La langue de(s) bois. Une enquête de l’association Canopée révèle que le soutien post-Covid accordé à la forêt et à la filière bois en 2020 a financé des coupes rases et des plantations en monoculture.
Mercredi, les ministres de l’agriculture, de la transition écologique et de la biodiversité ont clos les Assises de la forêt et du bois, un vaste raout qui a réuni plusieurs centaines d’acteur·rices de la filière au cours de quatre mois d’échanges. Dans leur discours, les membres du gouvernement ont fait part de louables intentions, comme celles d’adapter les forêts françaises à la crise climatique et d’y lutter contre le déclin du vivant. Hélas, une étude publiée le même jour par l’association Canopée révèle de tout autres pratiques.

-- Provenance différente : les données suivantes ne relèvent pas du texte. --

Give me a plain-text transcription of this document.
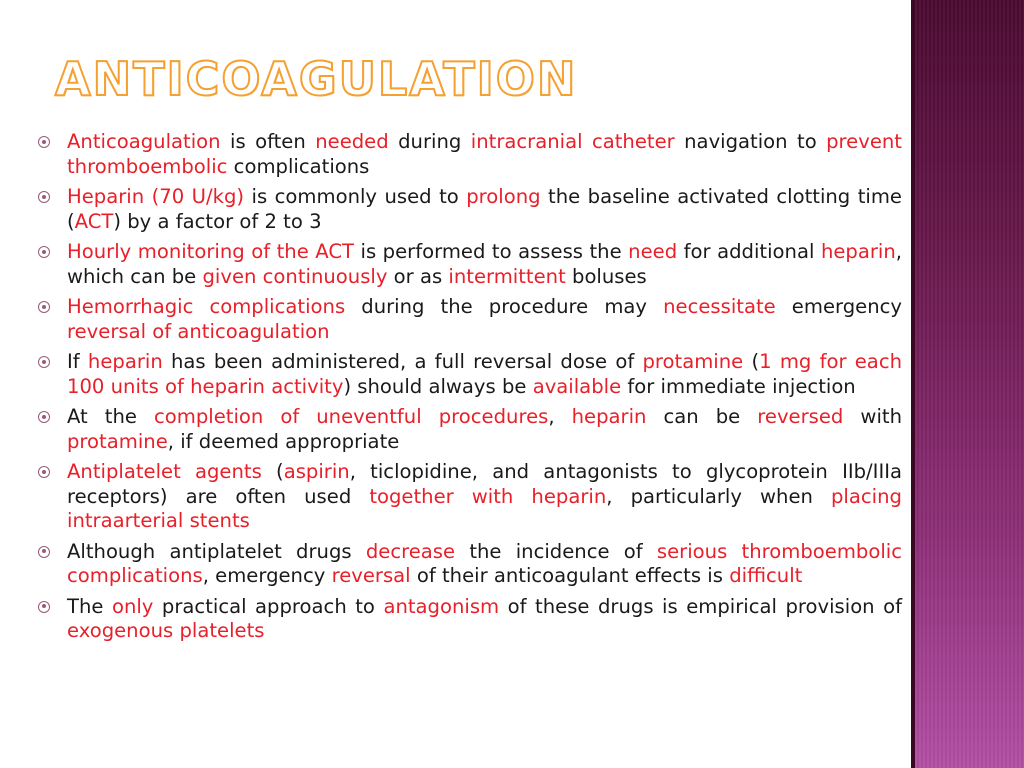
ANTICOAGULATION
Anticoagulation is often needed during intracranial catheter navigation to prevent thromboembolic complications
Heparin (70 U/kg) is commonly used to prolong the baseline activated clotting time (ACT) by a factor of 2 to 3
Hourly monitoring of the ACT is performed to assess the need for additional heparin, which can be given continuously or as intermittent boluses
Hemorrhagic complications during the procedure may necessitate emergency reversal of anticoagulation
If heparin has been administered, a full reversal dose of protamine (1 mg for each 100 units of heparin activity) should always be available for immediate injection
At the completion of uneventful procedures, heparin can be reversed with protamine, if deemed appropriate
Antiplatelet agents (aspirin, ticlopidine, and antagonists to glycoprotein IIb/IIIa receptors) are often used together with heparin, particularly when placing intraarterial stents
Although antiplatelet drugs decrease the incidence of serious thromboembolic complications, emergency reversal of their anticoagulant effects is difficult
The only practical approach to antagonism of these drugs is empirical provision of exogenous platelets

Adopté en 2020, le plan de relance post-Covid a octroyé 200 millions d’euros à la forêt. Objectifs : soutenir la filière bois, renouveler la forêt française et l’adapter à la crise climatique. Or, d’après l’enquête de Canopée, 87 % des projets financés dans des forêts privées ont donné lieu à des coupes rases. Cette pratique consiste à raser à blanc des parcelles de forêts, où ne subsiste presque rien. Les vastes engins utilisés retournent tellement le sol que celui-ci – et la vie qu’il contient – met des années à s’en remettre.
L’ONG a réalisé plusieurs études de cas, en Gironde, dans l’Eure ou les Ardennes. Il apparaît que ces coupes rases sont généralement suivies de plantations d’arbres en monoculture : des « champs » d’arbres peuplés d’une seule espèce – le plus souvent des pins Douglas, arbres résineux à la croissance ultra rapide, peu résistants aux fortes chaleurs. Pourtant, le plan de relance promet d’adapter les forêts françaises au changement climatique. En outre, ces monocultures ne rendent aucun service écosystémique et constituent des déserts de biodiversité.
Des pratiques qui permettent au gouvernement de se féliciter de la plantation de 50 millions d’arbres en deux ans. Et de faire oublier les quelque 475 suppressions de postes au sein de l’Office national des forêts (ONF), qui gère les forêts publiques françaises et travaille à les adapter au climat qui s’emballe. « Plutôt que de promouvoir une réelle stratégie d’adaptation des forêts aux changements climatiques, cherchant à renforcer la résilience des écosystèmes et à diversifier les forêts, le plan de relance est conçu comme un outil de promotion d’une sylviculture intensive », déplore Canopée.